An African movement for Earth-centred living and governance, founded in traditional cultures, is growing across the continent, writes Hannibal Rhoades for the Ecologist.
Meet the newly graduated Earth Jurisprudence practitioners helping a revival to flourish.
“The root causes of the crises facing Africa today, like land grabbing and ecosystem degradation, date back to colonialism and the human-centred thinking that sees us as superior and having rights that override those of other beings”, says Dennis Tabaro.
Dennis, an affable former accountant, did not always see things this way. But over the past three years, he and five other civil society leaders have undergone a transformative training in the philosophy and practice of Earth Jurisprudence that has changed their view.
An eco-centric philosophy of law and governance, Earth Jurisprudence recognises that humans must govern themselves according to the ecological laws and limits of the Earth system, as indigenous peoples have done for millennia.
Blending wilderness experience and written assignments, African and western philosophical and legal traditions, advocacy strategies and practices for reviving indigenous knowledge systems, the three year course Dennis and his fellow participants have undertaken is the first of its kind.
Commended by the UN’s Harmony with Nature Initiative, and developed and led by The Gaia Foundation, the course is helping nurture the African Earth Jurisprudence movement.
Decolonisation
Blessed by Kikuyu, Maasai and Tharakan elders, at the end of July, Africa’s first ever group of Earth Jurisprudence practitioners graduated in a colourful ceremony in the foothills of Mount Kenya.

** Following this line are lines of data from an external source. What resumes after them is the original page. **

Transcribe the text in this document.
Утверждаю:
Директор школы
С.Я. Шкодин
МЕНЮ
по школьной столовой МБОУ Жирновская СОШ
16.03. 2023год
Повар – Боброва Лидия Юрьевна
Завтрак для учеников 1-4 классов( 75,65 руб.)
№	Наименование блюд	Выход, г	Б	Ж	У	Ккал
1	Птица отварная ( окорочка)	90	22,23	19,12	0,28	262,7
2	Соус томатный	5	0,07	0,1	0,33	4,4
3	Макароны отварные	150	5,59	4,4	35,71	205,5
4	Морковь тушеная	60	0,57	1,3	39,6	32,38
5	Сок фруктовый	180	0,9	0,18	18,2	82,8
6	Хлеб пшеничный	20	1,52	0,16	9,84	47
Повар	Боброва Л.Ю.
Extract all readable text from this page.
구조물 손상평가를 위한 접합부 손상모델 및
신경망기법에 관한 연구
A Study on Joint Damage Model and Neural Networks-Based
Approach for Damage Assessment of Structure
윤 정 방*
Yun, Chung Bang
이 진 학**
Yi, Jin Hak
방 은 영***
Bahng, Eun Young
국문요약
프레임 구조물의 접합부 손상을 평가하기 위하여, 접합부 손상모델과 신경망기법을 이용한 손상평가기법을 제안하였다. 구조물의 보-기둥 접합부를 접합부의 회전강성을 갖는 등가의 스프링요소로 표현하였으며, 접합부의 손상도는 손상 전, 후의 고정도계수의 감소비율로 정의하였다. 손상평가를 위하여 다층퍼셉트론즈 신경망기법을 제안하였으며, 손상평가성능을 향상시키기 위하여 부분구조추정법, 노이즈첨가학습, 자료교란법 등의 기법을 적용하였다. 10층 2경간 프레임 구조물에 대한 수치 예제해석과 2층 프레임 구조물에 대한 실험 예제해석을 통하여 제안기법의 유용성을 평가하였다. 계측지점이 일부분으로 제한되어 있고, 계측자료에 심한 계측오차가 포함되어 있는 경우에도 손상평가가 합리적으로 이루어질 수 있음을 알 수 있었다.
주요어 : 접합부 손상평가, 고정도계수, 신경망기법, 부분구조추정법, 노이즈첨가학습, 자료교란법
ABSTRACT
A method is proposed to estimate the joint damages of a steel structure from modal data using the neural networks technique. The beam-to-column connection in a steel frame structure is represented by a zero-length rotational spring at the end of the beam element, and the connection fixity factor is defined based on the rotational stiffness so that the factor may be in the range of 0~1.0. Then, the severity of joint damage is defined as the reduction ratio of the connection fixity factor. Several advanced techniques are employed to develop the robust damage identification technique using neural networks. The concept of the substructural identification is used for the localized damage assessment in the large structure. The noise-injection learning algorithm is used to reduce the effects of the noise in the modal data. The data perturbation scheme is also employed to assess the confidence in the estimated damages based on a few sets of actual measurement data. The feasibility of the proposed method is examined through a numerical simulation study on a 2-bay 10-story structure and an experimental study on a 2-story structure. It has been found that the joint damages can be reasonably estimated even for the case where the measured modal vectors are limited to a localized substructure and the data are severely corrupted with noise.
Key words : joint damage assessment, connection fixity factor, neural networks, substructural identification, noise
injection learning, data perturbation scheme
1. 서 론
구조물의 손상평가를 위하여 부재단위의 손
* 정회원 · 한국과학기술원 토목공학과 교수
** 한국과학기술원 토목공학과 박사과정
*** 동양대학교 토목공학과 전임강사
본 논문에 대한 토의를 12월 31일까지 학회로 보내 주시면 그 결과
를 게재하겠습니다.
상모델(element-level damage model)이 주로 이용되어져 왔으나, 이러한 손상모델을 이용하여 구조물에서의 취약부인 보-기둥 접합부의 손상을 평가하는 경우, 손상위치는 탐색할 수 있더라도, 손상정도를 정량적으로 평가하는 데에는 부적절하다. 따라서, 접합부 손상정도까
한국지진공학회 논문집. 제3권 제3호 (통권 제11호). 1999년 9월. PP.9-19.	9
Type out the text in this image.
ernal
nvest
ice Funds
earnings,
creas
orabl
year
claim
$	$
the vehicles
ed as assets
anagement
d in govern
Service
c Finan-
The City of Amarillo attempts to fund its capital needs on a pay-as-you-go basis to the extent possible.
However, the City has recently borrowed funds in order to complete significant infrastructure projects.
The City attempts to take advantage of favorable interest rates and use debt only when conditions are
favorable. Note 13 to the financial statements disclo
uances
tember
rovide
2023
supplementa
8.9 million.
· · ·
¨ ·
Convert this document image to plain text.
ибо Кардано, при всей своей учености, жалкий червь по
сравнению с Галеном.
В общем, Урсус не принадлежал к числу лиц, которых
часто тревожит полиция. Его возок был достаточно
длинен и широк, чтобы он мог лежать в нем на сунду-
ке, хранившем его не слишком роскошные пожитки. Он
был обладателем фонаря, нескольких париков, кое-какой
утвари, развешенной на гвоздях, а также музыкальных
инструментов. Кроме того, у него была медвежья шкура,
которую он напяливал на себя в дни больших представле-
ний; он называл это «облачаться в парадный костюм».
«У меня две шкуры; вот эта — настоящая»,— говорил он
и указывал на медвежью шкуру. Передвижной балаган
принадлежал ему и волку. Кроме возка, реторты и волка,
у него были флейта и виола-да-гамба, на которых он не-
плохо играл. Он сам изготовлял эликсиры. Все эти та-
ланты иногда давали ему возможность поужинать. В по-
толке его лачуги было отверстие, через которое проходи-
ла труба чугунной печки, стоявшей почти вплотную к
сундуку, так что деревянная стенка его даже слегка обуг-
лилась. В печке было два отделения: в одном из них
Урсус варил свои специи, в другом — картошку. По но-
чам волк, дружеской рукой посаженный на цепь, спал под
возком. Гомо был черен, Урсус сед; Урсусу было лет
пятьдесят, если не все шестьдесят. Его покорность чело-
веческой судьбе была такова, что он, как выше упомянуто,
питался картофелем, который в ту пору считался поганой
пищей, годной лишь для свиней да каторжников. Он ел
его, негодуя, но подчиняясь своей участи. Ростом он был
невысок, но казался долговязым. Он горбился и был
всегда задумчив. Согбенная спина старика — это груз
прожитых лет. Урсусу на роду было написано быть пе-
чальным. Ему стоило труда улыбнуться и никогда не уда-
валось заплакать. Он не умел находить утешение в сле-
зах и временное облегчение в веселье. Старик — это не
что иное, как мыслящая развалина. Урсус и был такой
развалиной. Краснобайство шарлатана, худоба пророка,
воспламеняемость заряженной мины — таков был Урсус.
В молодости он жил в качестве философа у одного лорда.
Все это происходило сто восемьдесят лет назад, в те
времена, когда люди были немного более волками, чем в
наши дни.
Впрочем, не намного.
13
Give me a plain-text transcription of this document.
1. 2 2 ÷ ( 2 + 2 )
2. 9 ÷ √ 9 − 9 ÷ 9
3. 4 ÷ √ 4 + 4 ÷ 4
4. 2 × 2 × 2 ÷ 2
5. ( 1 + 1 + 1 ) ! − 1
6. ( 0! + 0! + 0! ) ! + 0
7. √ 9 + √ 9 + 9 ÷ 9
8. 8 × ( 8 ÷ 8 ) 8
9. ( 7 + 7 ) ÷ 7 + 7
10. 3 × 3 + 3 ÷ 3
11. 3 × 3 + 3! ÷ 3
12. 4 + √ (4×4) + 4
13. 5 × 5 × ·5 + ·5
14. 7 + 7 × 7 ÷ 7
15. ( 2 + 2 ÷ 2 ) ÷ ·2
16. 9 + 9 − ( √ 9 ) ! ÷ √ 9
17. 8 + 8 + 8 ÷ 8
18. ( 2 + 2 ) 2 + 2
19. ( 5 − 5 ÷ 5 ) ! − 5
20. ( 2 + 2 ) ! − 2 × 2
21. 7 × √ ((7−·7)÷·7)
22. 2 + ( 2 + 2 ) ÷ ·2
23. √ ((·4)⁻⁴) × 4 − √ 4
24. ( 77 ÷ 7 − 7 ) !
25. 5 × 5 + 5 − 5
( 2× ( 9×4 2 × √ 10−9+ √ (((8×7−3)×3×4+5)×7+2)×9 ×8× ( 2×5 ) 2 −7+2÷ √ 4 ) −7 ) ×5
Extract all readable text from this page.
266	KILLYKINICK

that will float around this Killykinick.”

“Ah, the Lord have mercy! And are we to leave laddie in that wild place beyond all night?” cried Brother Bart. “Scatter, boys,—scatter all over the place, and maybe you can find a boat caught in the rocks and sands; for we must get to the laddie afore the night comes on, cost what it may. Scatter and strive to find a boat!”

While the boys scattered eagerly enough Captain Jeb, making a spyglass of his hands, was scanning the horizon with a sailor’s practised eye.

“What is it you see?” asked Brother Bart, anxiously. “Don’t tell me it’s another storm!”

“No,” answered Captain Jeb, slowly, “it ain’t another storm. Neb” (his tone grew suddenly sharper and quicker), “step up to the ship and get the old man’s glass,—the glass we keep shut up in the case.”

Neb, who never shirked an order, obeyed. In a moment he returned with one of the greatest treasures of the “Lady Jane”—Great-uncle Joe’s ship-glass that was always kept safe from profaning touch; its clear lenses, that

The graduates are comprised of lawyers, educators, former accountants and civil society leaders from Benin, Kenya, Ethiopia, Uganda, South Africa and Zimbabwe. Each of them has taken a profound personal journey ‘back to roots’, returning to their rural childhood homes to reconnect with their community lands, elders and a body of traditional knowledge they had left behind.
“We are all born barefoot lawyers for the Earth, but as we grow up we become so consumed by the so-called modern world, by the city, that we easily forget. As Africans many of us are born in communities that are embedded in Nature. This course has helped me to become myself again”, says Fassil Gebeyehu, one of the new graduates from Ethiopia.
This de-colonising process is an integral part of the course. It aims to give practitioners an opportunity to re-appreciate ecological place-based knowledge and spirituality that have been demonised by, amongst others, colonists, missionaries and multinationals.
“People in Africa face many challenges in practicing traditional cultures that protect Nature. They are often accused of witchcraft or rejecting modernity. This is a big challenge. But when we see Nature through the eyes of these traditional cultures, this is what brings us back to life”, says Method Gundidza, another graduate.
Long-held and constantly adapted bodies of African traditional ecological knowledge have been severely undermined. Yet they are a source of identity and strength around which communities can organise in challenging times, says Liz Hosken, The Gaia Foundation’s South African Director and co-facilitator of the course.
“The training for Earth Jurisprudence Practitioners responds to the growing realisation in Africa that the continent has a rich cultural heritage of ecologically rooted traditions. We need to draw on these to forge a viable future and deal with climate change and the scramble for land. Traditional African customary laws and governance systems are founded in Earth Jurisprudence. Africa’s heritage is her future”, says Hosken.
Revival
The newly graduated Earth Jurisprudence practitioners are working with communities in six African nations to revive and enhance their traditional ecological knowledge and governance systems, including agroecological farming practices.
Using and adapting skills developed during the three-year course, Method Gundidza has been accompanying his childhood community of Bikita in Zimbabwe, to revive traditional knowledge and practices for climate-changed times.
Recent years have brought extreme weather to Bikita. Seasons of devastating drought have been swiftly followed by flooding, profoundly affecting farming and the availability of food. According to Method, part of the problem is that people in Bikita had abandoned more resilient, locally-adapted seed varieties, like millet.
“In the past people abandoned millet and the collective millet harvest as they were encouraged by companies and the government to use so-called improved seeds and chemical fertilizers. This made the people vulnerable. Millet is a very reliable drought crop. If the rains don’t come, then at least the millet will grow and people will have food”, he says.
Through community dialogues, Method has helped bring together elders and youth, men and women, to discuss the problems they are facing and foster solutions rooted in their own knowledge. As a result, the people of Bikita have begun to revive resilient local varieties of seed, including millet, finding that some elders had kept ‘lost’ varieties alive.
“This last growing season the millet was in the fields again. Even when it was very dry and the other fields were brown, the millet was green. The people are also reviving their old millet seed storage system and the community harvest happened again for the first time in many years”, says Method.
Transformation
The Earth Jurisprudence course, and the work of the graduates, is part of a wider global movement seeking to transition humanity from a destructive to a mutually enhancing relationship with the Earth.